Un’altra importante applicazione delle procedure interventistiche US-guidate in ostetricia è nel trattamento delle gravidanze ectopiche insolite, come le gravidanze cervicali, cornuali o eterotopiche, così come le gravidanze impiantate nelle cicatrici del taglio cesareo. Queste gravidanze ectopiche insolite, che possono essere pericolose per la vita della madre, sono diventate più comuni negli ultimi 2-3 decenni dopo lo sviluppo della fecondazione in vitro e in seguito all’aumento dei tassi di parto cesareo. Queste gravidanze sono anche meno adatte delle gravidanze ectopiche tubariche al trattamento tramite somministrazione intramuscolare di metotrexate. L’imaging US gioca un ruolo chiave nella diagnosi (145,146) e nel trattamento (147) di queste gravidanze. Una volta stabilita la diagnosi, si può procedere all’iniezione guidata dagli US di cloruro di potassio o metotrexato direttamente nel sacco gestazionale situato in modo anomalo. Questo elimina la gravidanza e preserva l’utero per potenziali gravidanze future.

Conclusione

L’imaging US è emerso come la principale modalità di imaging per valutare il paziente ostetrico. Nel corso degli anni, varie modalità di imaging radiologico sono state utilizzate nelle donne in gravidanza, ma nessuna può eguagliare i vantaggi degli USA: una modalità di imaging in tempo reale relativamente a basso costo che non comporta radiazioni ionizzanti. La risonanza magnetica, un’altra modalità di imaging senza radiazioni ionizzanti, è anche utilizzata in alcuni casi per acquisire informazioni sulle anomalie fetali, generalmente per integrare o perfezionare la diagnosi ecografica.

L’imaging ostetrico con gli US non è solo di competenza dei radiologi, ma viene anche eseguito da altri specialisti, in particolare dagli ostetrici. La risonanza magnetica della paziente incinta, invece, è più spesso eseguita da radiologi per indicazioni sia materne che fetali. Poiché la risonanza magnetica è complementare all’ecografia per la valutazione della paziente incinta, è prudente che i radiologi mantengano la loro conoscenza e abilità nell’ecografia ostetrica per essere in grado di fornire la migliore assistenza alla paziente incinta.
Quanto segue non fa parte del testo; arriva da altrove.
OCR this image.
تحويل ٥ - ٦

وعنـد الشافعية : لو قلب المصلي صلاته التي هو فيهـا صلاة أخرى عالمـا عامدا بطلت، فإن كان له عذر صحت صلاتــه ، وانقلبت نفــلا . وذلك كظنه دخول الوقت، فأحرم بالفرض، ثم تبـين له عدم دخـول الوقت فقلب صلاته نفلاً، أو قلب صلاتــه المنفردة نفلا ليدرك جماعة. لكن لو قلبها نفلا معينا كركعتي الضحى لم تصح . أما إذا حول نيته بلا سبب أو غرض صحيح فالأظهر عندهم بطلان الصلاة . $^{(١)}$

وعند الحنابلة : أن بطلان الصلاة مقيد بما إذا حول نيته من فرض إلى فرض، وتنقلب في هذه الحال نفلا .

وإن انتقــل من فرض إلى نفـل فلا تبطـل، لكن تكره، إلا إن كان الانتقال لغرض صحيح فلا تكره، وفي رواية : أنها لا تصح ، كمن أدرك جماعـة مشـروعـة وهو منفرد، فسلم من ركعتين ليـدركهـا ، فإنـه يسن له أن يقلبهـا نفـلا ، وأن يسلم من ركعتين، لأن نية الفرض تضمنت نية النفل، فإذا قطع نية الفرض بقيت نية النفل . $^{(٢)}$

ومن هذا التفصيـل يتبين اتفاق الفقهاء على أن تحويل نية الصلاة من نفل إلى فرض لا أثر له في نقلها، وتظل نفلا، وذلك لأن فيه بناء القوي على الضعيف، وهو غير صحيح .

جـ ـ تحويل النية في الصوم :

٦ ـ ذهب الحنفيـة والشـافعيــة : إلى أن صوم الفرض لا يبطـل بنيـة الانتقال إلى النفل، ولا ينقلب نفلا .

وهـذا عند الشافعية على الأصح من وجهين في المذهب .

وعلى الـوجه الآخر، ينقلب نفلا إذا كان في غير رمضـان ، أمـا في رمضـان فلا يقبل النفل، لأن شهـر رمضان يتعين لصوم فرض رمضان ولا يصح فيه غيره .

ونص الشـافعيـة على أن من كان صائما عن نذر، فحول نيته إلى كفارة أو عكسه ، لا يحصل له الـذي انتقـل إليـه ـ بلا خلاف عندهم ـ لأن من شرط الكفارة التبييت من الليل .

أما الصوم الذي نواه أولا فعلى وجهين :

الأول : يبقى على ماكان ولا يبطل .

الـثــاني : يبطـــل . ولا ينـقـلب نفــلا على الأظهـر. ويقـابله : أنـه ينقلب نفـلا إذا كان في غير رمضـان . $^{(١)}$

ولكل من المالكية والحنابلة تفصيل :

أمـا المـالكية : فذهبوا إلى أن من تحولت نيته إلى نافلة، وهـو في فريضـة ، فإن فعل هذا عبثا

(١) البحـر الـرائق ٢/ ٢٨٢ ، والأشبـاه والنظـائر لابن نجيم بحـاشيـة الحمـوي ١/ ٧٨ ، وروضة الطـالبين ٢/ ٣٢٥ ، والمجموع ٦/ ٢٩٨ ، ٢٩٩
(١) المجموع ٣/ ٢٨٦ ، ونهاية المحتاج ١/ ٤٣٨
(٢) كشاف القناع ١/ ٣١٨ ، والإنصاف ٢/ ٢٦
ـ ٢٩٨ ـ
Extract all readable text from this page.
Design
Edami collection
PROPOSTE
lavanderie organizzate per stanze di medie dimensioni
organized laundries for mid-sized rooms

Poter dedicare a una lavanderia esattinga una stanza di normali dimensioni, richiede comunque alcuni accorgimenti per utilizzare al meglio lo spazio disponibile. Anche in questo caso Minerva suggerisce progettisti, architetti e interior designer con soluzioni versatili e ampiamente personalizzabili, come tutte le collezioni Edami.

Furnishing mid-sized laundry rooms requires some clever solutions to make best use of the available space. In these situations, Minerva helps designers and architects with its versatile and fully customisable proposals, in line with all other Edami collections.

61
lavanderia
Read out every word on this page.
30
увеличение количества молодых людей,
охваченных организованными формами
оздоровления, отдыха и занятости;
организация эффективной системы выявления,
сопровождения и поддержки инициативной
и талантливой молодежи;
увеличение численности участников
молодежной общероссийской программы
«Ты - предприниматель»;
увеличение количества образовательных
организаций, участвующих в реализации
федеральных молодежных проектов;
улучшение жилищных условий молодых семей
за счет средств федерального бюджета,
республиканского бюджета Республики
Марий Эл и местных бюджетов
La tecnologia statunitense è avanzata rapidamente negli ultimi 3 decenni. Oltre a fornire immagini bidimensionali ad alta risoluzione, gli US possono ora visualizzare immagini 3D realistiche e fornire informazioni sul flusso sanguigno nell’utero, nella placenta, nel cordone ombelicale e nel feto. I progressi continueranno sicuramente in futuro, con il miglioramento e l’evoluzione delle tecnologie dei computer e dei display. Questa modalità di imaging sarà probabilmente in grado di fornire nuovi modi per visualizzare le strutture fetali in dettaglio squisito, permettendo ai medici di fare diagnosi migliori ed eseguire una più ampia varietà di procedure terapeutiche guidate dalle immagini.